Like many other seabirds such as seagulls, most albatrosses are white, though they may have black highlights on their wings, and one genera, the sooty albatrosses, are black or tan. There are four genera of albatross, including the great albatrosses (Southern Ocean), the mollymawks (most common group, also found in the Southern Ocean), the North Pacific Albatrosses (Pacific), and the sooty albatrosses (South Atlantic and South Indian Ocean).

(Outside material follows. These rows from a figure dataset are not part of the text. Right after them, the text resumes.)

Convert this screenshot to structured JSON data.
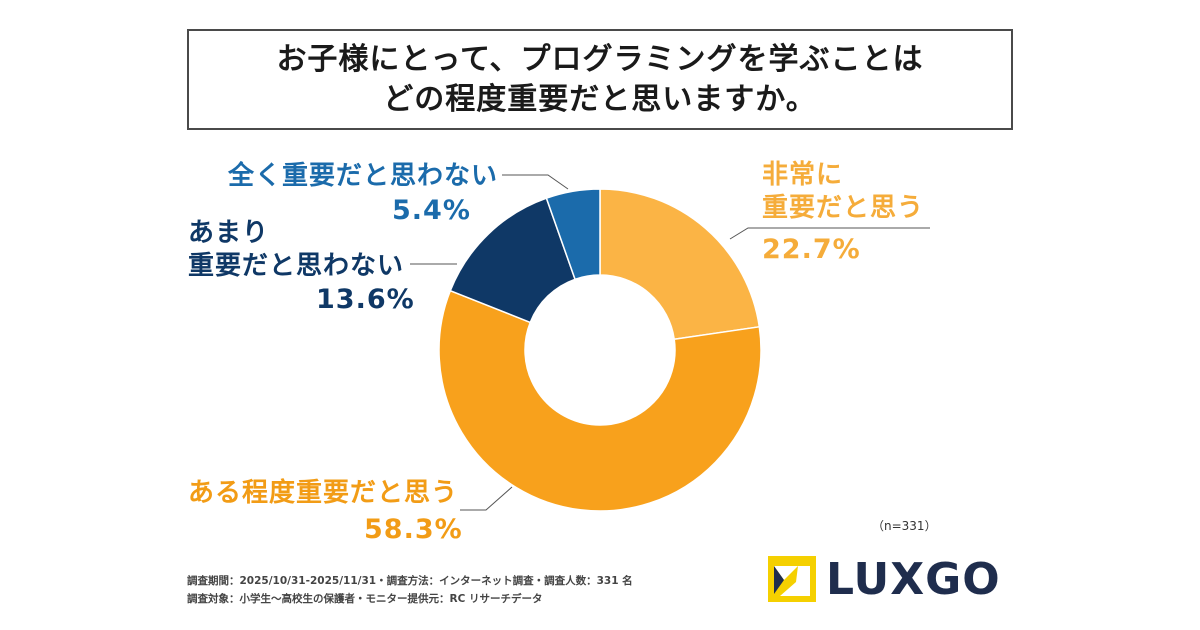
{
  "title": {
    "line1": "お子様にとって、プログラミングを学ぶことは",
    "line2": "どの程度重要だと思いますか。"
  },
  "chart_data": {
    "type": "pie",
    "title": "お子様にとって、プログラミングを学ぶことはどの程度重要だと思いますか。",
    "donut": true,
    "categories": [
      "非常に重要だと思う",
      "ある程度重要だと思う",
      "あまり重要だと思わない",
      "全く重要だと思わない"
    ],
    "values": [
      22.7,
      58.3,
      13.6,
      5.4
    ],
    "colors": [
      "#fbb445",
      "#f8a11c",
      "#0f3866",
      "#1b6bab"
    ]
  },
  "labels": {
    "very": {
      "line1": "非常に",
      "line2": "重要だと思う",
      "value": "22.7%"
    },
    "somewhat": {
      "line1": "ある程度重要だと思う",
      "value": "58.3%"
    },
    "notvery": {
      "line1": "あまり",
      "line2": "重要だと思わない",
      "value": "13.6%"
    },
    "notatall": {
      "line1": "全く重要だと思わない",
      "value": "5.4%"
    }
  },
  "sample": "（n=331）",
  "footer": {
    "line1": "調査期間：2025/10/31-2025/11/31・調査方法：インターネット調査・調査人数：331 名",
    "line2": "調査対象：小学生〜高校生の保護者・モニター提供元：RC リサーチデータ"
  },
  "logo": {
    "text": "LUXGO",
    "mark_color": "#f5d000",
    "text_color": "#1f2d4d"
  }
}
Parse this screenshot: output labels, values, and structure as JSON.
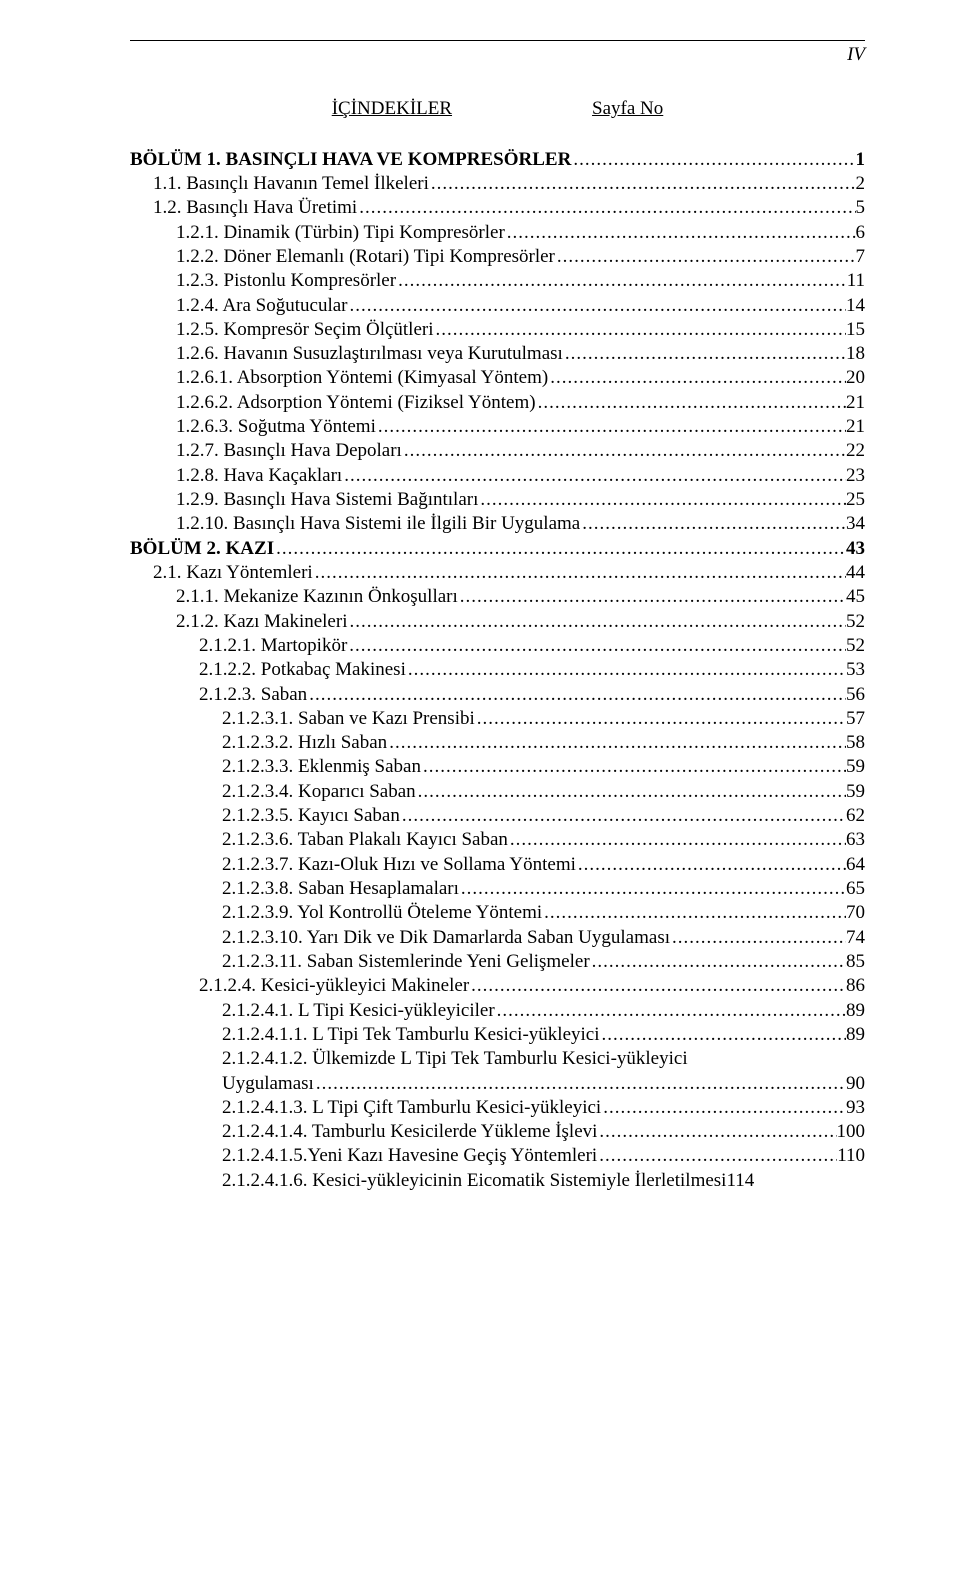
{
  "page_number": "IV",
  "header": {
    "left": "İÇİNDEKİLER",
    "right": "Sayfa No"
  },
  "toc": [
    {
      "title": "BÖLÜM 1. BASINÇLI HAVA VE KOMPRESÖRLER",
      "page": "1",
      "level": 0,
      "bold": true
    },
    {
      "title": "1.1. Basınçlı Havanın Temel İlkeleri",
      "page": "2",
      "level": 1,
      "bold": false
    },
    {
      "title": "1.2. Basınçlı Hava Üretimi",
      "page": "5",
      "level": 1,
      "bold": false
    },
    {
      "title": "1.2.1. Dinamik (Türbin) Tipi Kompresörler",
      "page": "6",
      "level": 2,
      "bold": false
    },
    {
      "title": "1.2.2. Döner Elemanlı (Rotari) Tipi Kompresörler",
      "page": "7",
      "level": 2,
      "bold": false
    },
    {
      "title": "1.2.3. Pistonlu Kompresörler",
      "page": "11",
      "level": 2,
      "bold": false
    },
    {
      "title": "1.2.4. Ara Soğutucular",
      "page": "14",
      "level": 2,
      "bold": false
    },
    {
      "title": "1.2.5. Kompresör Seçim Ölçütleri",
      "page": "15",
      "level": 2,
      "bold": false
    },
    {
      "title": "1.2.6. Havanın Susuzlaştırılması veya Kurutulması",
      "page": "18",
      "level": 2,
      "bold": false
    },
    {
      "title": "1.2.6.1. Absorption Yöntemi (Kimyasal Yöntem)",
      "page": "20",
      "level": 2,
      "bold": false
    },
    {
      "title": "1.2.6.2. Adsorption Yöntemi (Fiziksel Yöntem)",
      "page": "21",
      "level": 2,
      "bold": false
    },
    {
      "title": "1.2.6.3. Soğutma Yöntemi",
      "page": "21",
      "level": 2,
      "bold": false
    },
    {
      "title": "1.2.7. Basınçlı Hava Depoları",
      "page": "22",
      "level": 2,
      "bold": false
    },
    {
      "title": "1.2.8. Hava Kaçakları",
      "page": "23",
      "level": 2,
      "bold": false
    },
    {
      "title": "1.2.9. Basınçlı Hava Sistemi Bağıntıları",
      "page": "25",
      "level": 2,
      "bold": false
    },
    {
      "title": "1.2.10. Basınçlı Hava Sistemi ile İlgili Bir Uygulama",
      "page": "34",
      "level": 2,
      "bold": false
    },
    {
      "title": "BÖLÜM 2. KAZI",
      "page": "43",
      "level": 0,
      "bold": true
    },
    {
      "title": "2.1. Kazı Yöntemleri",
      "page": "44",
      "level": 1,
      "bold": false
    },
    {
      "title": "2.1.1. Mekanize Kazının Önkoşulları",
      "page": "45",
      "level": 2,
      "bold": false
    },
    {
      "title": "2.1.2. Kazı Makineleri",
      "page": "52",
      "level": 2,
      "bold": false
    },
    {
      "title": "2.1.2.1. Martopikör",
      "page": "52",
      "level": 3,
      "bold": false
    },
    {
      "title": "2.1.2.2. Potkabaç Makinesi",
      "page": "53",
      "level": 3,
      "bold": false
    },
    {
      "title": "2.1.2.3. Saban",
      "page": "56",
      "level": 3,
      "bold": false
    },
    {
      "title": "2.1.2.3.1. Saban ve Kazı Prensibi",
      "page": "57",
      "level": 4,
      "bold": false
    },
    {
      "title": "2.1.2.3.2. Hızlı Saban",
      "page": "58",
      "level": 4,
      "bold": false
    },
    {
      "title": "2.1.2.3.3. Eklenmiş Saban",
      "page": "59",
      "level": 4,
      "bold": false
    },
    {
      "title": "2.1.2.3.4. Koparıcı Saban",
      "page": "59",
      "level": 4,
      "bold": false
    },
    {
      "title": "2.1.2.3.5. Kayıcı Saban",
      "page": "62",
      "level": 4,
      "bold": false
    },
    {
      "title": "2.1.2.3.6. Taban Plakalı Kayıcı Saban",
      "page": "63",
      "level": 4,
      "bold": false
    },
    {
      "title": "2.1.2.3.7. Kazı-Oluk Hızı ve Sollama Yöntemi",
      "page": "64",
      "level": 4,
      "bold": false
    },
    {
      "title": "2.1.2.3.8. Saban Hesaplamaları",
      "page": "65",
      "level": 4,
      "bold": false
    },
    {
      "title": "2.1.2.3.9. Yol Kontrollü Öteleme Yöntemi",
      "page": "70",
      "level": 4,
      "bold": false
    },
    {
      "title": "2.1.2.3.10. Yarı Dik ve Dik Damarlarda Saban Uygulaması",
      "page": "74",
      "level": 4,
      "bold": false
    },
    {
      "title": "2.1.2.3.11. Saban Sistemlerinde Yeni Gelişmeler",
      "page": "85",
      "level": 4,
      "bold": false
    },
    {
      "title": "2.1.2.4. Kesici-yükleyici Makineler",
      "page": "86",
      "level": 3,
      "bold": false
    },
    {
      "title": "2.1.2.4.1. L Tipi Kesici-yükleyiciler",
      "page": "89",
      "level": 4,
      "bold": false
    },
    {
      "title": "2.1.2.4.1.1. L Tipi Tek Tamburlu Kesici-yükleyici",
      "page": "89",
      "level": 4,
      "bold": false
    },
    {
      "title": "2.1.2.4.1.2. Ülkemizde L Tipi Tek Tamburlu Kesici-yükleyici Uygulaması",
      "page": "90",
      "level": 4,
      "bold": false,
      "wrap": true
    },
    {
      "title": "2.1.2.4.1.3. L Tipi Çift Tamburlu Kesici-yükleyici",
      "page": "93",
      "level": 4,
      "bold": false
    },
    {
      "title": "2.1.2.4.1.4. Tamburlu Kesicilerde Yükleme İşlevi",
      "page": "100",
      "level": 4,
      "bold": false
    },
    {
      "title": "2.1.2.4.1.5.Yeni Kazı Havesine Geçiş Yöntemleri",
      "page": "110",
      "level": 4,
      "bold": false
    },
    {
      "title": "2.1.2.4.1.6. Kesici-yükleyicinin Eicomatik Sistemiyle İlerletilmesi",
      "page": "114",
      "level": 4,
      "bold": false,
      "noleader": true
    }
  ]
}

There are 21 recognized species of albatross in all, and 19 are threatened with extinction, mostly due to an estimated 100,000 albatrosses dying each year from fishing bycatch. Long-line fishing is the worst offender, as these birds get hooked on the lines when they try to consume caught fish, subsequently drowning. Stakeholders, including fishing companies and governments, are currently at work trying to lower this bycatch and protect the albatross.
The diet of the albatross is composed of squid, fish, and krill, which they obtain using their long, sharp, hook-ended bills either via surface scavenging, surface seizing, or diving. Albatrosses can stay in the air for weeks at a time without landing, and most albatrosses can barely even walk. In the Southern Ocean, they continuously circle the globe, uninterrupted by major land masses. The albatross makes its nests on remote islands, including many islands too rocky and steep for human habitation. Evolutionarily, albatrosses are K-strategists, laying only one egg per breeding attempt, and requiring a year for that egg to hatch.
Albatrosses are so heavily adapted to soaring that their heart rate while flying differs little from their heart rate while resting. They exploit predictable wind patterns, with albatrosses in the southern hemisphere flying clockwise when traveling north, counterclockwise while traveling south. Since they depend so much on wind, an albatross caught in calm seas will need to descend to the water and rest on its surface until the wind picks up again.
Because of their beauty and ubiquity on the seas, albatrosses are considered one of the most iconic of seabirds.